There are over 500,000 pieces of debris in Earth orbit
placed there by humans. Fortunately,
space is big and the probability of anything colliding with this junk is low –
but it isn’t zero. This was illustrated
in the near miss between NASA’s Fermi Gamma Ray Telescope and a derelict Soviet
spy satellite that nearly collided with it last year. The NASA mission controllers had to maneuver
the spacecraft out of the way or it would have been hit, and destroyed, by the
collision in much the same way an American Iridium Satellite was destroyed by a
defunct Soviet-era Cosmos satellite in 2009.
That collision shattered both satellites and places thousands more
pieces of debris into orbits that will last hundreds, if not thousands, of
years. The relative speed between the satellites when they collided was about
26,000 miles per hour.
The first junk entered space at the dawn of the space age
when we began launching our first rockets.
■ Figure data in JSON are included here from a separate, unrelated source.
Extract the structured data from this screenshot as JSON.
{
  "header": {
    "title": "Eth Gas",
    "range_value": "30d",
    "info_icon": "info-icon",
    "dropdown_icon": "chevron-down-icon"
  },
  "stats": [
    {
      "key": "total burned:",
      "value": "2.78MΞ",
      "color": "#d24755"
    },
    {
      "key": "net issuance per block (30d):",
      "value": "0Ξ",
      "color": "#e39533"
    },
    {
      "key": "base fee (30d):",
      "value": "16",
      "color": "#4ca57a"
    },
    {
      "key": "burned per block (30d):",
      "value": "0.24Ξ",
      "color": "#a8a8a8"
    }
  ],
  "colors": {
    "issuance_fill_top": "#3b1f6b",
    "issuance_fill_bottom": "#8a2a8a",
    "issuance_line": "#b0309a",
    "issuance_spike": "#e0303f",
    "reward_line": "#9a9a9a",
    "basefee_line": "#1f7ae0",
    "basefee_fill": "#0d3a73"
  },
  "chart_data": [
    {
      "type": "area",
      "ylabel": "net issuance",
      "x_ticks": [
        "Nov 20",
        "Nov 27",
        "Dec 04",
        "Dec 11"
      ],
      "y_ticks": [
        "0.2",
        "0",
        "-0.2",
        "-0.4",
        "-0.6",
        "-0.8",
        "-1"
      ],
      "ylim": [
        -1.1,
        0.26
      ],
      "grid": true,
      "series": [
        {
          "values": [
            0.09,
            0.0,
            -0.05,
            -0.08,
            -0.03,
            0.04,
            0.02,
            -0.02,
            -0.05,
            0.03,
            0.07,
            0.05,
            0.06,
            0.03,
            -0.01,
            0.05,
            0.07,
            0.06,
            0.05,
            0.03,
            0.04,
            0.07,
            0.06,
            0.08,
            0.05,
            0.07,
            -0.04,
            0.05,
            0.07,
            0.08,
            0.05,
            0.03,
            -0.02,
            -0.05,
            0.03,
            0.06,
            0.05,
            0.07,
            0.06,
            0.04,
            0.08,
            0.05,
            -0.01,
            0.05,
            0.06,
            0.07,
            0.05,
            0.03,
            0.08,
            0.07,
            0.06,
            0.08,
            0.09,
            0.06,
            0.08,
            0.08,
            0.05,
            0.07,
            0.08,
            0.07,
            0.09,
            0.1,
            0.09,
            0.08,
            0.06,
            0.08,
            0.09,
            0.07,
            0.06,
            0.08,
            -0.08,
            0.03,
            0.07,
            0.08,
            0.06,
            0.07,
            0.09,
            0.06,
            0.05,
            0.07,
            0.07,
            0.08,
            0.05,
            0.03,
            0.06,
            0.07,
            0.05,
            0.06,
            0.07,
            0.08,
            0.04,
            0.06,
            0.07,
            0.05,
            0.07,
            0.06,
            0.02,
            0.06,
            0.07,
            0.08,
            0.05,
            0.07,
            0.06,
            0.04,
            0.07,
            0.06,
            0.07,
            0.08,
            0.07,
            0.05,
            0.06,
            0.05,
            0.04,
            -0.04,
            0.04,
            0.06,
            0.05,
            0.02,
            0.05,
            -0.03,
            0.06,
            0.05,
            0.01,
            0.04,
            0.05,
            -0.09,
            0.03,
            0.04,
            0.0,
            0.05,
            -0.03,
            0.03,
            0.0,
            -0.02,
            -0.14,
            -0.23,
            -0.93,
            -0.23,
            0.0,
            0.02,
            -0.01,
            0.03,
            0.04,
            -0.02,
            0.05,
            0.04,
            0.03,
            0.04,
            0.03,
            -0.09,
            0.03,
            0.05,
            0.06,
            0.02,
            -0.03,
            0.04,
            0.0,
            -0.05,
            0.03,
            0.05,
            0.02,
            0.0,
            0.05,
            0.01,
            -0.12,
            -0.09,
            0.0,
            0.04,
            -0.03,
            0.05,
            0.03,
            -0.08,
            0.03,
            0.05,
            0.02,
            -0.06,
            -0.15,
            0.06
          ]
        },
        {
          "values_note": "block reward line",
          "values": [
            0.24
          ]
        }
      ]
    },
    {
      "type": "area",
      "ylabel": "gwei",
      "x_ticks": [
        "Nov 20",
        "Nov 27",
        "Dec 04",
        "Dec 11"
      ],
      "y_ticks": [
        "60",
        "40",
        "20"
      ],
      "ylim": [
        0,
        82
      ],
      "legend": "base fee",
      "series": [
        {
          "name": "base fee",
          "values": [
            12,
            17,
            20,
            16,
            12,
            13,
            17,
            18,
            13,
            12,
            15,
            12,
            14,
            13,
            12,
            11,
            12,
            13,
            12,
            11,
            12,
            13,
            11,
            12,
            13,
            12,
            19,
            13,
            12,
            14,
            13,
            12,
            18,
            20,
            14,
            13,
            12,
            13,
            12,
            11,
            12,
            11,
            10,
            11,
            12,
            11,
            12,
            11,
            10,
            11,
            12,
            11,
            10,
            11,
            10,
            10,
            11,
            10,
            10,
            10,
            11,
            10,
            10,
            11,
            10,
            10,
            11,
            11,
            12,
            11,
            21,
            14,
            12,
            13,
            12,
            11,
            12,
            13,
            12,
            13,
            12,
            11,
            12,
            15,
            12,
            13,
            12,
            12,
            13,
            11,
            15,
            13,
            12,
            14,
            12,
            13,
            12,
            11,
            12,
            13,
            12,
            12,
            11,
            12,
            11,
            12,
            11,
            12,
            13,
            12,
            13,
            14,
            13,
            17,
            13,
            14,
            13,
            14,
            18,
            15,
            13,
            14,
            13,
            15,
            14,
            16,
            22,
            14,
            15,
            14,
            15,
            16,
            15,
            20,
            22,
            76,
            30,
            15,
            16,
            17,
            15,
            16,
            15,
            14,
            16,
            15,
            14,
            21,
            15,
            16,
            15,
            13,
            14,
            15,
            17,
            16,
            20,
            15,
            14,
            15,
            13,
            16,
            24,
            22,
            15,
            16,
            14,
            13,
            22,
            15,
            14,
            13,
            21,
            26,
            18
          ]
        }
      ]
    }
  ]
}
Only recently have several countries agreed to try and stop the growth
of space debris by limiting the amount of time a new satellite may remain in
orbit after it completes its mission.
This usually means the owner of the spacecraft has to make sure it
either de-orbits and burns up in the atmosphere or is moved to a higher ‘parking
orbit’ out of harm’s way. But not all
countries have signed up and that’s a problem.
The amount of debris is still growing and the probability of
more collisions happening grows with it.
If we don’t do something, then there will come a day that there is so
much junk up there that any new satellite will be hit shortly after it launches
and we will lose the benefits of space entirely.